I still like the games that GameTap offers.  I still like the intention behind the service.  But the transition from desktop client to browser-based plugin has been infuriating.  For a good several weeks of my paid subscription, I was unable to reliably play games.  I am still wary about accessing the website; every day is a coin flip on whether or not I’ll be able to access my old saves or download new games.

I mentioned to Katie yesterday that I might cancel my subscription.  But because I have the yearly package, that doesn’t expire until March of next year.  Maybe, by then, GameTap will have finally sorted through this debacle.

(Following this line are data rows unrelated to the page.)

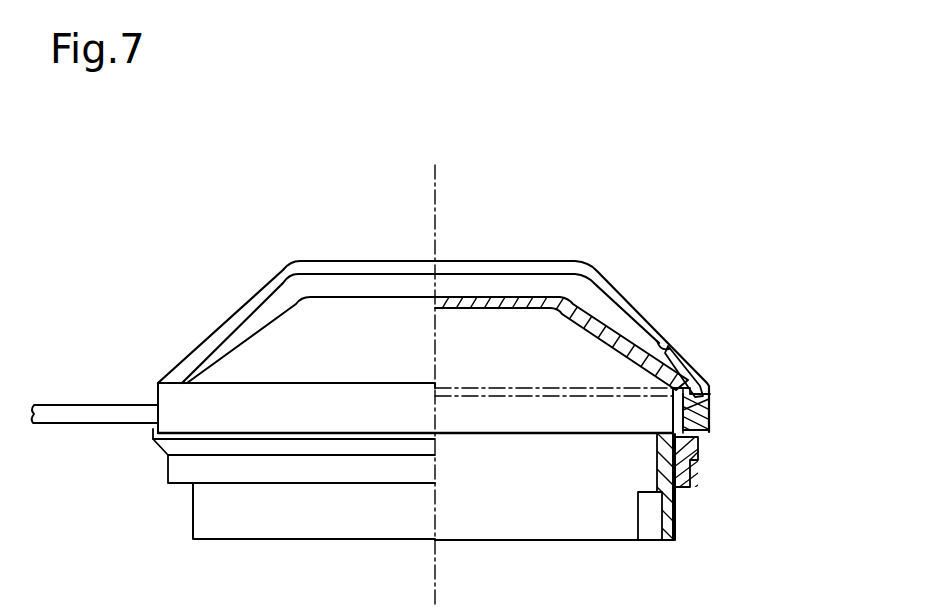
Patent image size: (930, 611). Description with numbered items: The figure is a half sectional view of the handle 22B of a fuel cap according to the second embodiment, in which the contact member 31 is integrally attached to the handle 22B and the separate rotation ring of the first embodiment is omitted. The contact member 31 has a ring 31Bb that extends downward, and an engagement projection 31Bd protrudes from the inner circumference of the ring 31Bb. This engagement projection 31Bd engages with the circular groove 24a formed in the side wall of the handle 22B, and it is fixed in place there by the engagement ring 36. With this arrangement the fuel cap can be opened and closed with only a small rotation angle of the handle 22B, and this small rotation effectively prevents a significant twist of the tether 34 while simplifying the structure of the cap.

The handle 22B is at (562, 217).
The contact member 31 is at (615, 295).
The engagement projection 31Bd is at (712, 406).
The circular groove 24a is at (707, 417).
The ring 31Bb is at (711, 424).
The engagement ring 36 is at (712, 441).
The tether 34 is at (89, 416).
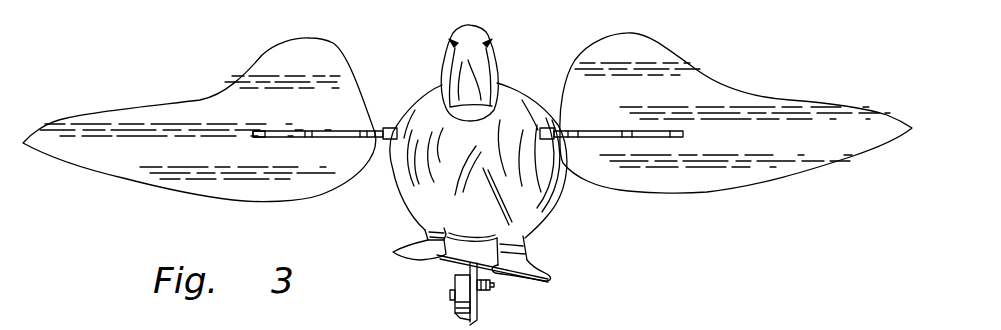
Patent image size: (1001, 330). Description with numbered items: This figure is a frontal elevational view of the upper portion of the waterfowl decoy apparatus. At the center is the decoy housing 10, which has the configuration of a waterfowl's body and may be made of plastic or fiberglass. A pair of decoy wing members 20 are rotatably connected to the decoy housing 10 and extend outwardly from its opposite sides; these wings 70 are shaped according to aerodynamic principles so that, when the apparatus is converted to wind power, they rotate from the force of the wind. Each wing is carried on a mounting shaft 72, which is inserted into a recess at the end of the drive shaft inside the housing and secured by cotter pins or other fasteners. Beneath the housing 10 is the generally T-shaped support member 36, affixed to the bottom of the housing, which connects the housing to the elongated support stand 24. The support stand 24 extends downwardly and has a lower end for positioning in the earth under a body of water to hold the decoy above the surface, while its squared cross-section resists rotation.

The decoy housing 10 is at (521, 79).
The decoy wing members 20 is at (122, 108).
The wings 70 is at (273, 78).
The mounting shafts 72 is at (340, 128).
The support member 36 is at (447, 258).
The elongated support stand 24 is at (477, 307).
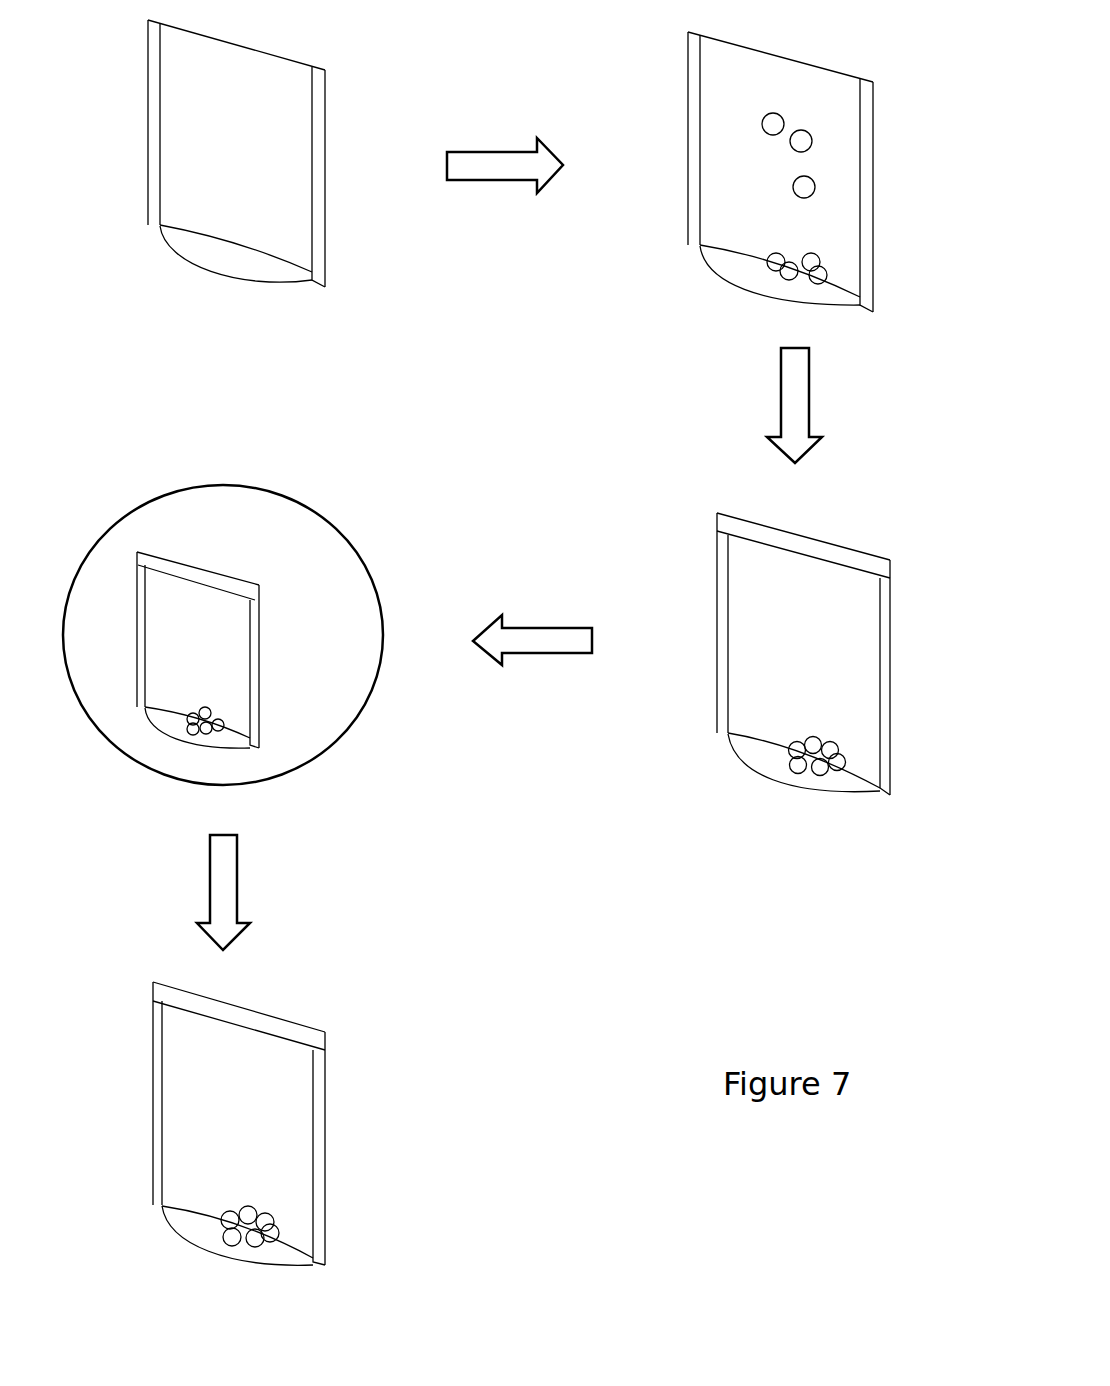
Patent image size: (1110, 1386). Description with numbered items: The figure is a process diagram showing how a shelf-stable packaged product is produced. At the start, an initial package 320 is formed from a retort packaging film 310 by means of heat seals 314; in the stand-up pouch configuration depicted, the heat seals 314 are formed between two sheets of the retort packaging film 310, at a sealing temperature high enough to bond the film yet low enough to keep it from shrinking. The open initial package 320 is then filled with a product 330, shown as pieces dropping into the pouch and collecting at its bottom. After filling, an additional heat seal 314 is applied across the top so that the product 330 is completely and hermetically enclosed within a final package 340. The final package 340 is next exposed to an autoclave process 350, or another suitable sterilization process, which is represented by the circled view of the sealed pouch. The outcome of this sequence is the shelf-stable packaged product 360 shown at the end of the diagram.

The retort packaging film 310 is at (253, 166).
The heat seal 314 is at (155, 140).
The initial package 320 is at (306, 50).
The product 330 is at (812, 143).
The final package 340 is at (859, 540).
The autoclave process 350 is at (357, 734).
The shelf-stable packaged product 360 is at (344, 1073).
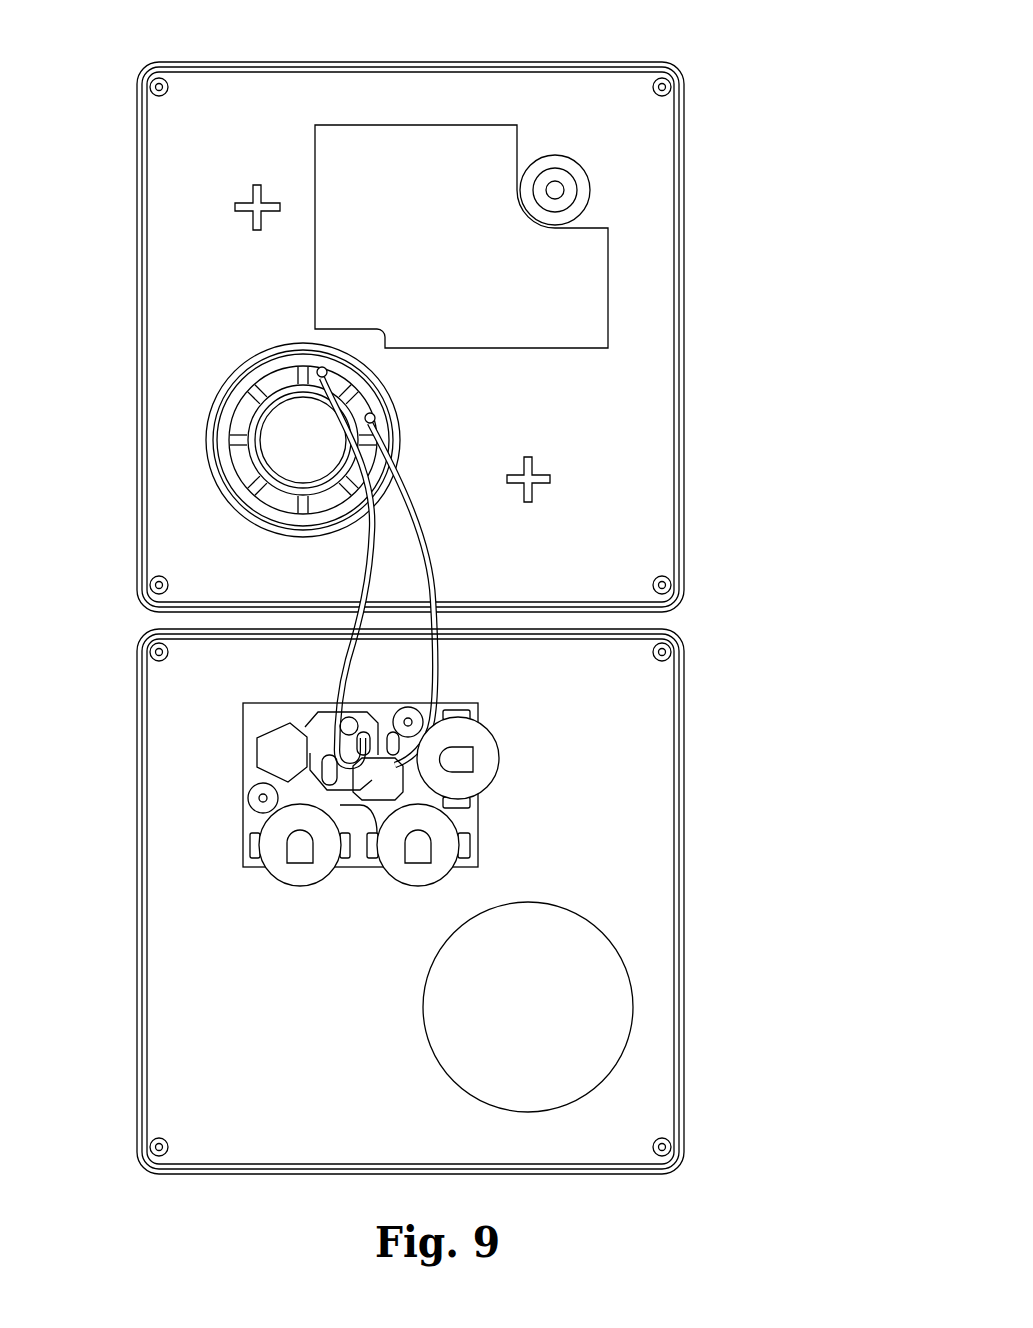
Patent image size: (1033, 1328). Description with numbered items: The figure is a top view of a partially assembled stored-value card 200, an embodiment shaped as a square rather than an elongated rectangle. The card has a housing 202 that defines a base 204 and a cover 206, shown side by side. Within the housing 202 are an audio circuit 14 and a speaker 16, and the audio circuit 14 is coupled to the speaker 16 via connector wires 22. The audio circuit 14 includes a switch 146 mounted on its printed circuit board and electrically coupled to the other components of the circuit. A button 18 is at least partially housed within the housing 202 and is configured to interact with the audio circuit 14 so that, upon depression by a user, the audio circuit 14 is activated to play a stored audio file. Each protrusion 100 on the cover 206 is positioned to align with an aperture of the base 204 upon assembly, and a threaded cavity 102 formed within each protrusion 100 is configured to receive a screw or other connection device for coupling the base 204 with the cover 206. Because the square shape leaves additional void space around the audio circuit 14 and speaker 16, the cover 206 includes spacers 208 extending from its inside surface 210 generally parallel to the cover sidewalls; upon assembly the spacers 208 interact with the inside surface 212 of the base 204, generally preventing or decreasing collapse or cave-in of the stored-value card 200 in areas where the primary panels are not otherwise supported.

The stored-value card 200 is at (691, 46).
The protrusion 100 is at (676, 88).
The threaded cavity 102 is at (662, 93).
The button 18 is at (580, 202).
The spacers 208 is at (235, 208).
The speaker 16 is at (214, 441).
The cover 206 is at (632, 430).
The inside surface 210 is at (633, 546).
The connector wires 22 is at (425, 572).
The housing 202 is at (692, 610).
The base 204 is at (627, 740).
The inside surface 212 is at (630, 866).
The audio circuit 14 is at (236, 780).
The switch 146 is at (268, 750).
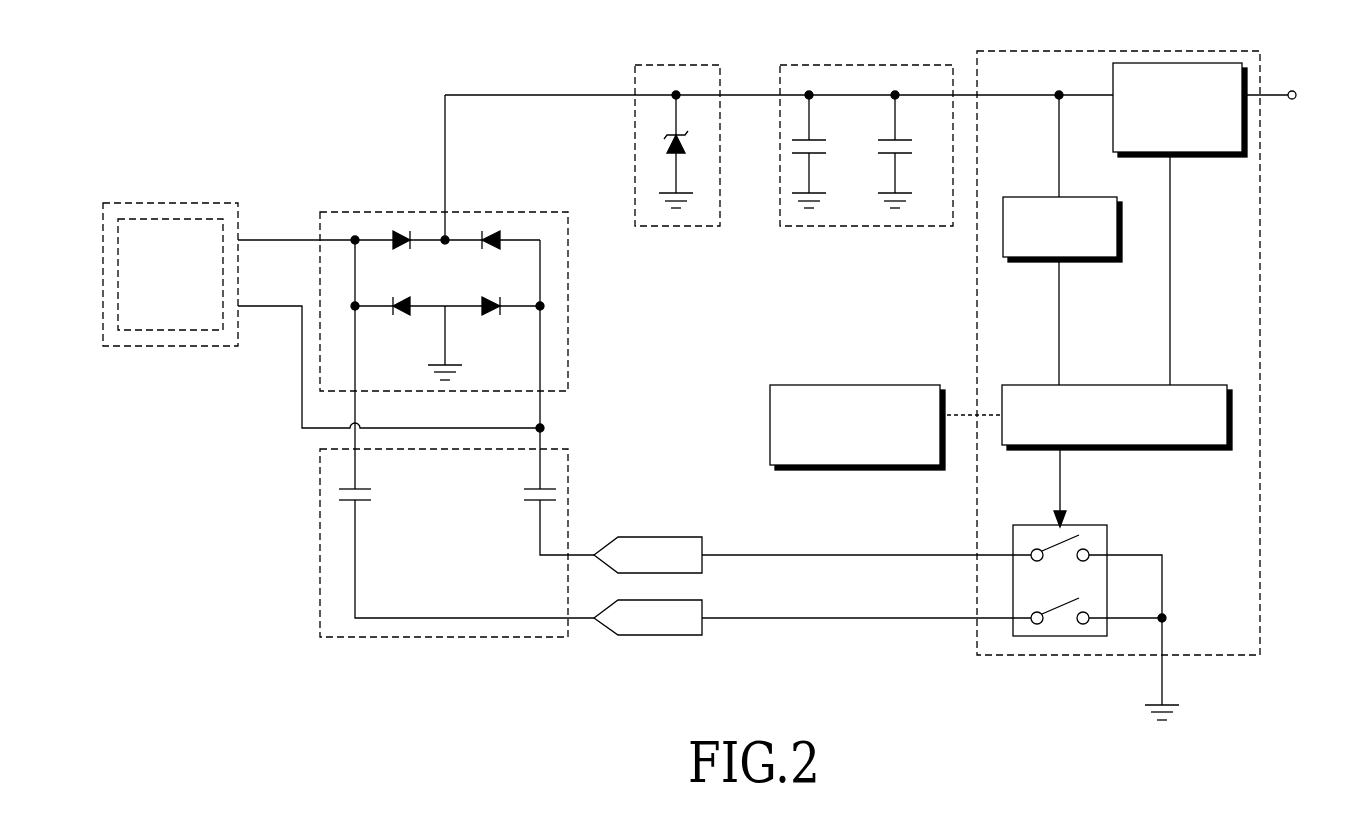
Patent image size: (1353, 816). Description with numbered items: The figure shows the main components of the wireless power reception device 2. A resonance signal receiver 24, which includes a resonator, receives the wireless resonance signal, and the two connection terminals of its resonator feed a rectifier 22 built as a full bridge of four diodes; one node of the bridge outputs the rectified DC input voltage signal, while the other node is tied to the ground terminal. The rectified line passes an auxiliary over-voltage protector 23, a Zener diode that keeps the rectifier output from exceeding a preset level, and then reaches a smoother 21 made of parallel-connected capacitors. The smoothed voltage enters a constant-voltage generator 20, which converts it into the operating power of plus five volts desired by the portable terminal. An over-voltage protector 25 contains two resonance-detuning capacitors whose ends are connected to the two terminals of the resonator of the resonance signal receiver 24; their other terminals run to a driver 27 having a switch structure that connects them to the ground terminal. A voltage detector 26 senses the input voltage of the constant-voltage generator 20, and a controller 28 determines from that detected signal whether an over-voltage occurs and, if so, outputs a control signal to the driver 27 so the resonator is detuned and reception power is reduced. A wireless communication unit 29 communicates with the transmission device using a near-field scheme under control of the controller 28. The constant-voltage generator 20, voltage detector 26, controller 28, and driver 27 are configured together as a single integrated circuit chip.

The wireless power reception device 2 is at (200, 82).
The constant-voltage generator 20 is at (1207, 160).
The smoother 21 is at (864, 63).
The rectifier 22 is at (570, 303).
The auxiliary over-voltage protector 23 is at (675, 63).
The resonance signal receiver 24 is at (178, 348).
The over-voltage protector 25 is at (570, 488).
The voltage detector 26 is at (1090, 195).
The driver 27 is at (1092, 524).
The controller 28 is at (1198, 383).
The wireless communication unit 29 is at (852, 383).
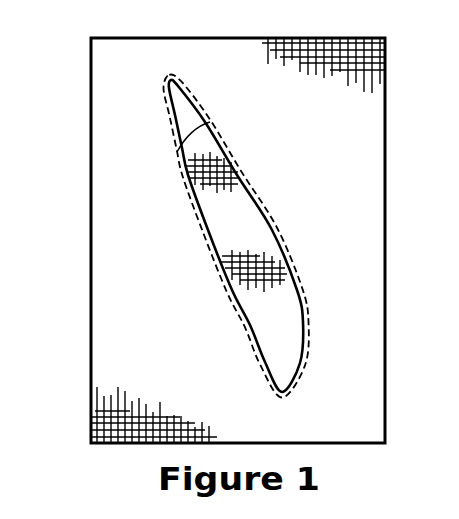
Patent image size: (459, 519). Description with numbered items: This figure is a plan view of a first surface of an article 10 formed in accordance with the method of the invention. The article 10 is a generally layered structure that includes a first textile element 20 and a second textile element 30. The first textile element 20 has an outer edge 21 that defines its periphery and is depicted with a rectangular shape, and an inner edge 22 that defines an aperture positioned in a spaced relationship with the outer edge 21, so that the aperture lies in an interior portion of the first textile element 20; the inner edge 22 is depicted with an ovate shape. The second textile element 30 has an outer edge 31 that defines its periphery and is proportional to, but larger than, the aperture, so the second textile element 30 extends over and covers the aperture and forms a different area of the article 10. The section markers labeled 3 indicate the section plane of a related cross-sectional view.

The article 10 is at (69, 116).
The first textile element 20 is at (103, 172).
The outer edge 21 is at (91, 325).
The inner edge 22 is at (187, 150).
The second textile element 30 is at (240, 208).
The outer edge 31 is at (250, 177).
The section line 3- 3 is at (197, 368).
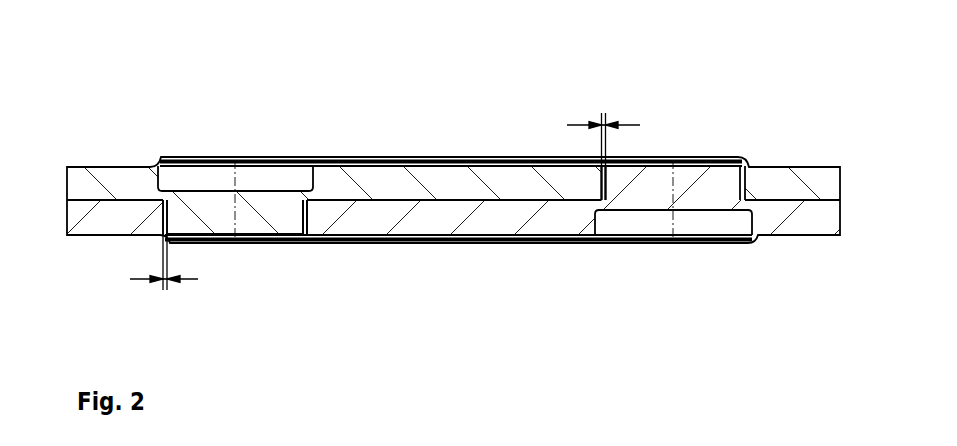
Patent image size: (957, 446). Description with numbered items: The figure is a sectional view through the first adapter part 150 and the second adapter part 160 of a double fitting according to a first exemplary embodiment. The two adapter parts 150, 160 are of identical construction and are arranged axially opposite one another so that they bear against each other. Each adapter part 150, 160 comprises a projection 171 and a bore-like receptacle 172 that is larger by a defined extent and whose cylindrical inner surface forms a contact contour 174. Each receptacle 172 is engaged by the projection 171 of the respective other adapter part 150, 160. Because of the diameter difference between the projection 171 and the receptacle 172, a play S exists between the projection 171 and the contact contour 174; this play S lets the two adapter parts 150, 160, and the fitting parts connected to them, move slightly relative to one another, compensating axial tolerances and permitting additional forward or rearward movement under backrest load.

The first adapter part 150 is at (797, 183).
The second adapter part 160 is at (812, 222).
The projection 171 is at (718, 180).
The bore-like receptacle 172 is at (742, 182).
The contact contour 174 is at (597, 186).
The play S is at (578, 125).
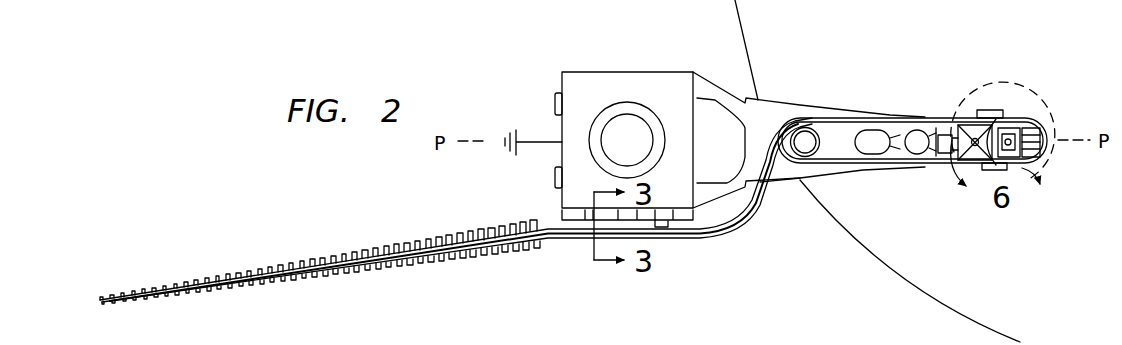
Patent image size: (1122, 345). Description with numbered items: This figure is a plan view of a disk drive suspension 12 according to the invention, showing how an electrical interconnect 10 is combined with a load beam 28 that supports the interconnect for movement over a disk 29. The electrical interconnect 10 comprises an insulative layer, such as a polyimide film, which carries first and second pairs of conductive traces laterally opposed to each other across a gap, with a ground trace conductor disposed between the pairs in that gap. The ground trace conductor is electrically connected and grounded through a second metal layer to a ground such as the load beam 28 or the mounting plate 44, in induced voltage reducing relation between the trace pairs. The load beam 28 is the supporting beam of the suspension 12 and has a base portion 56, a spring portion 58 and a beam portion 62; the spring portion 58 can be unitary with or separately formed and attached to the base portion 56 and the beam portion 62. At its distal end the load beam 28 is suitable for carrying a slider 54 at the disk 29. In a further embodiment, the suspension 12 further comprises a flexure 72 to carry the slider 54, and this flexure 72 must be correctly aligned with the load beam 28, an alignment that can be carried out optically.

Currently, though, I could not honestly recommend the service to anyone, which is a shame.

Day 91: why blinds suck

Not blind people.  That’d be insensitive.

I mean the window coverings.

Blinds suck.  They do.  They are the jack of many trades, king of none.  Let’s break down what blinds are supposed to do.  Blinds are supposed to keep the sun out when you don’t want it and to let the sun in when you do.  They’re supposed to be able to be removed temporarily (putting them up).

Overall, though, blinds do a terrible job at all of this.  Most blinds can’t close completely when you want to keep the sun out – curtains do a far superior job.  Blinds have little holes along the side that always let the sun in, and usually has tiny slivers between the blinds that allow a striped pattern of annoying sunlight in.

Blinds also do a poor job of letting sunlight in.  If you don’t put them up completely, there will always be blinds in the way of the actual sunlight.  If you do put them up, you have to deal with a different wire that, well, doesn’t really work half the time.  Because, in some kind of total user experience failure, the wire both makes the blinds go up and down, as well as make it stop moving, depending on the angle.

And they break all the time.  Blinds get bent, wires get tangled, and the rotation rod sometimes falls off.  Any of these happening causes either the entire window of blinds or a large portion of it to be rendered useless.

How have we put a man on the moon but not come up with a better way to cover our windows?  Get on it, top scientists!